The Russian military on June 16 bombed a “secret base” near the Jordanian border in Syria used by “elite American and British forces” as part of efforts to strong-arm the Obama administration into agreeing to cooperate with Moscow, reports The Wall Street Journal (WSJ).
Four U.S.-backed Syrian rebels were killed by the Russians.
The risk that U.S. and British forces could have been killed at the border garrison hardened opposition at the Pentagon and the CIA to accommodating the Russians. But White House and State Department officials, wary of an escalation in U.S. military involvement in Syria, decided to pursue a compromise.
President Barack Obama capitulated under Russian pressure.
On July 12, as U.S. Secretary of State John Kerry was preparing to travel to Moscow complete and announce an agreement to boost U.S.-Russia coordination in Syria, Russian aircraft dropped cluster bombs on another base near the Jordanian border that housed hundreds of family members of CIA-backed fighters and other displaced Syrians, adds the Journal, citing unnamed U.S. officials briefed on the strike and rebel commanders.
At least “two young children, aged two and three, were killed along with two young women and a man in his mid-50s,” WSJ learned from Tllass Salameh, a commander with the Lions of the East rebel group which works out of the base.
He added that “48 people were injured, all civilians.”
Russia struck the outpost on June 16 despite U.S. warnings that it “was part of the U.S. campaign against Islamic State and shouldn’t be attacked,” points out the Journal, adding:
Roughly 90 minutes after the U.S. warning was delivered, U.S. aircraft circling nearby watched as the Russians launched a second wave of strikes against the garrison.
A U.S. military surveillance aircraft overhead tried to hail the Russian pilots directly using the frequencies which the U.S. and Russian governments had agreed to use in emergencies.
The Russian pilots didn’t respond.
When the Pentagon demanded an explanation, the Russians provided various stories that were either rejected by the United States military or proven to be false.

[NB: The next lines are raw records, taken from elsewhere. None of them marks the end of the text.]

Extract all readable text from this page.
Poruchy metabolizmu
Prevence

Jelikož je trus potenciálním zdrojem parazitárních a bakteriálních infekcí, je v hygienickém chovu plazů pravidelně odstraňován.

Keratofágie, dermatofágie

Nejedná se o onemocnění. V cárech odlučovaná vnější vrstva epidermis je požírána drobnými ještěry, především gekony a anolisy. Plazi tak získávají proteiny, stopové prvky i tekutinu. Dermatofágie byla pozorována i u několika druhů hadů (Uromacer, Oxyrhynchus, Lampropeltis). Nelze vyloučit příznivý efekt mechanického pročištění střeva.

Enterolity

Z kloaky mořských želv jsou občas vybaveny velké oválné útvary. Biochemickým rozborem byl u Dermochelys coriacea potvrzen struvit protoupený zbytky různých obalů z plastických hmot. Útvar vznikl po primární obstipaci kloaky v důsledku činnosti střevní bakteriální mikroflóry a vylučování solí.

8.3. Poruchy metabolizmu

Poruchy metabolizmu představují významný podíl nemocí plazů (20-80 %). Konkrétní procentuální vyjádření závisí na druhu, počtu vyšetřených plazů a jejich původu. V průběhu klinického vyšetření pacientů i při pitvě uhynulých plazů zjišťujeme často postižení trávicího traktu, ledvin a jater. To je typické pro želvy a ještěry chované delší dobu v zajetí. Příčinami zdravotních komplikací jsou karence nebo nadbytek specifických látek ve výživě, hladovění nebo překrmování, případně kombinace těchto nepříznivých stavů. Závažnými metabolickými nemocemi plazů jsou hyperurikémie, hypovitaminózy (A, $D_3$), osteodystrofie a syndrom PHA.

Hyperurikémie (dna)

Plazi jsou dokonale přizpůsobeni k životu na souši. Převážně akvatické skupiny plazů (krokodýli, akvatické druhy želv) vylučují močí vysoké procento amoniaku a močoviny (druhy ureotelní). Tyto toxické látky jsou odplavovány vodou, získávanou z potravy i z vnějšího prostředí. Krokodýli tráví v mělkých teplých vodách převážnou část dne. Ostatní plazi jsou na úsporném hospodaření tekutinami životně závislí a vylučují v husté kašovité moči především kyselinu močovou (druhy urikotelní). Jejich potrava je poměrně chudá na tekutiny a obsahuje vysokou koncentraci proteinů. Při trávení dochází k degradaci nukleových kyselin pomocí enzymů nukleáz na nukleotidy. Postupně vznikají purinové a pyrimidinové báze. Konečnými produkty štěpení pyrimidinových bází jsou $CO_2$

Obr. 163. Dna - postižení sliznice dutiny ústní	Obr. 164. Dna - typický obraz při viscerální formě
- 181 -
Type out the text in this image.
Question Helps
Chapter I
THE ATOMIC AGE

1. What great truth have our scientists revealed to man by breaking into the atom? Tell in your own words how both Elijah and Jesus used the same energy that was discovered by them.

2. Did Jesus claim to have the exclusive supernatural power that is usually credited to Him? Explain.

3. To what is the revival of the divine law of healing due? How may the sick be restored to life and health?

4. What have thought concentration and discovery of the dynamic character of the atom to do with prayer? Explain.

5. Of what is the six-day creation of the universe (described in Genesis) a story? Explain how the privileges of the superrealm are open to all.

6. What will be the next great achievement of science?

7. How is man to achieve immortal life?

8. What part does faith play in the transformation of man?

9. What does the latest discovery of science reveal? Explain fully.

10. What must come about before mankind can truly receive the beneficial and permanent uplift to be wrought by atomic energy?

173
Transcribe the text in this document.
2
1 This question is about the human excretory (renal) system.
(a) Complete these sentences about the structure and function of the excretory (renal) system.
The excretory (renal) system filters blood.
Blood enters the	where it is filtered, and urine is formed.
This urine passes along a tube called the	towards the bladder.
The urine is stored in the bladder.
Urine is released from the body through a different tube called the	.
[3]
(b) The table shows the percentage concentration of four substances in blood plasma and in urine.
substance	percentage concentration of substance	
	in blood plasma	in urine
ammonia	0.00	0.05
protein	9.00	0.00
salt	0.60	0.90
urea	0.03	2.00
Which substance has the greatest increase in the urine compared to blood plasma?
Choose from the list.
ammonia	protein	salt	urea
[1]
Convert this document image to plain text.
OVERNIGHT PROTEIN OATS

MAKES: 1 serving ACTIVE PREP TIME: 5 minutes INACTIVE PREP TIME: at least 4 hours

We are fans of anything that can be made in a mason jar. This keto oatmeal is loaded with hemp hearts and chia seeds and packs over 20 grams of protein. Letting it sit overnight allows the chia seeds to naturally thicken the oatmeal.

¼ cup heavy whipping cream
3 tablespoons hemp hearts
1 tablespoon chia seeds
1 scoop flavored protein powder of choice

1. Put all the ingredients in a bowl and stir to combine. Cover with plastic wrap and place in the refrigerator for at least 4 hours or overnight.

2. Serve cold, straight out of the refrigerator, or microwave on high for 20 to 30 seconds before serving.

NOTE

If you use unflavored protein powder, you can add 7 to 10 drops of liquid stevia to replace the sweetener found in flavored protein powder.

Despite the attacks, President Obama’s State Department agreed to join forces with Russia in Syria over objections from the Pentagon and CIA.
When Russian aircraft bombed a remote garrison in southeastern Syria last month, alarm bells sounded at the Pentagon and the Ministry of Defense in London.
The Russians weren’t bombarding a run-of-the-mill rebel outpost, according to U.S. officials. Their target was a secret base of operations for elite American and British forces…
U.S. military and intelligence officials say the previously unreported close call for Western forces on June 16, and a subsequent Russian strike on a site linked to the Central Intelligence Agency, were part of a campaign by Moscow to pressure the Obama administration to agree to closer cooperation in the skies over Syria.
Last week, Kerry announced that the Obama administration and Russia have agreed to join forces in Syria against the Nusra Front, al Qaeda’s affiliate in Syria and addressing the indiscriminate bombings by the Russian-backed regime of Bashar al-Assad.
The U.S. State Department reported that Kerry spoke to Russian President Vladimir Putin about increasing pressure against both the Nusra Front and the Islamic State (ISIS/ISIL), but the secretary did not mention the latter group as part of the deal.
Kerry did refuse to share some of the details of the agreement with the public, a move that prompted critics to say the administration has conceded too much.
The Assad regime and its allies, Shiite Iran and its terror proxy Hezbollah, are expected to benefit from the pact between Moscow and Washington.
Some of the Assad regime’s most effective enemies — the Sunni terrorist groups ISIS and the Nusra Front — will be targeted by Russia and the United States together.
The Journal reports that the Russian embassy in Washington, D.C. and the Kremlin’s Defense Ministry declined to answer questions about the strikes.
WSJ points out:
A provisional agreement reached by Secretary of State John Kerry in Moscow last week—over Pentagon and CIA objections—calls for the former Cold War adversaries to join forces in strikes against the Nusra Front, Syria’s al Qaeda affiliate. In exchange for the U.S. easing Moscow’s international isolation, Russia would halt airstrikes on the U.S.-backed rebels and restrain the Syrian air force.
Russia has been linked to “hundreds of sorties” against U.S.-backed rebels fighting the Assad regime, adds the Journal.